A time when the kindly Margaret Thatcher united a grateful nation, bringing an end to disharmony. (Apart from the occasional strike, war, riot or political sex scandal.)

And the most advanced media available arrived with a fourth television channel.

Four channels! It was as thrilling as an extra riot every week.

Best of all, Blind Date was on TV, where everyday people met, enjoyed a first date, and hopefully fell in love. (Actually, viewers hoped they’d despise each other. Much more entertaining.)

This week it was announced that Blind Date is being relaunched, which delights this column, for there’s nothing we enjoy more than romance.

Though surely the greatest romance of all is the hot and heavy relationship between the Diary and our devoted readers. We’ve never had a break-up and rarely have a tiff.

To thank you for being so compatible, we’re presenting you with the perfect gift… the following classic tales from our archives.

(Okay, we realise you’d have preferred flowers. We’ll pick up a bunch from the petrol station this evening…)

 

Jaws of despair

DURING a Second World War blitz, a Clydebank couple exited their top-floor tenement and headed for the air raid shelter.

Upon reaching the bottom of the tenement stairs, the wife wailed: “I’ll need to go back up - I’ve left ma teeth.”

With an exasperated shrug, hubby replied: “It’s bombs they’re droppin’ – no aipples.”

 

Water palaver

A GLASGOW reader was on a Paris break when the kindly waiter at a pavement café gave a bowl of water to a panting dog that a local woman sitting at an outdoor table was carrying.

When the waiter disappeared, the woman threw the water into a plant pot and refilled it with bottled water she took from her bag.

 

Space case

THE Barras: always good for a bargain and belly-laugh.

A reader told us his wife’s cousin, visiting from Charleston, South Carolina, found herself in Glasgow’s fabled market.

She was looking for a flag for her car aerial, so asked a stall holder: “Have you got a Scottish flag I can put on my antenna?”
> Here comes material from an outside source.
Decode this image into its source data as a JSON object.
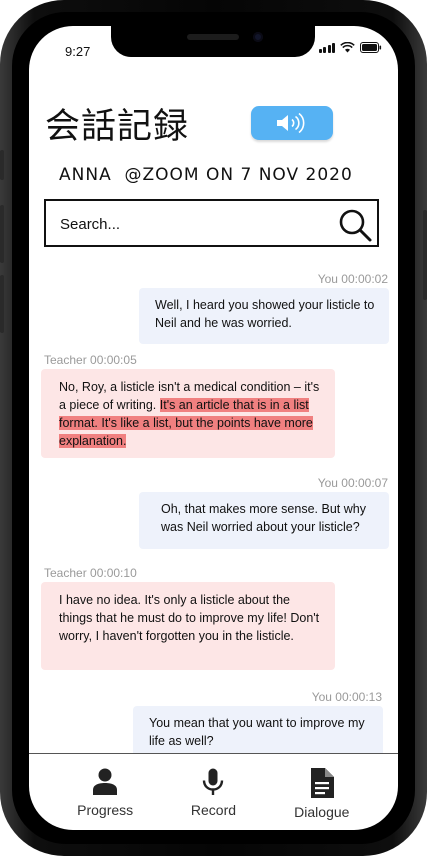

“Missus,” replied the stall holder, “What planet are you from?”

 

Winging it

EDINBURGH writer Ben Verth was in posh Oxford town when he overheard a chap in the street say on his mobile phone: “Yeah, he’s rich. Megabucks. Probably wipes his bum with pheasant’s wings.”

 

Talking bull

VISITING Majorca, a reader heard an American tourist in his late teens say: “It’s great to be in Spain. I can’t wait to try that bull wrestling.”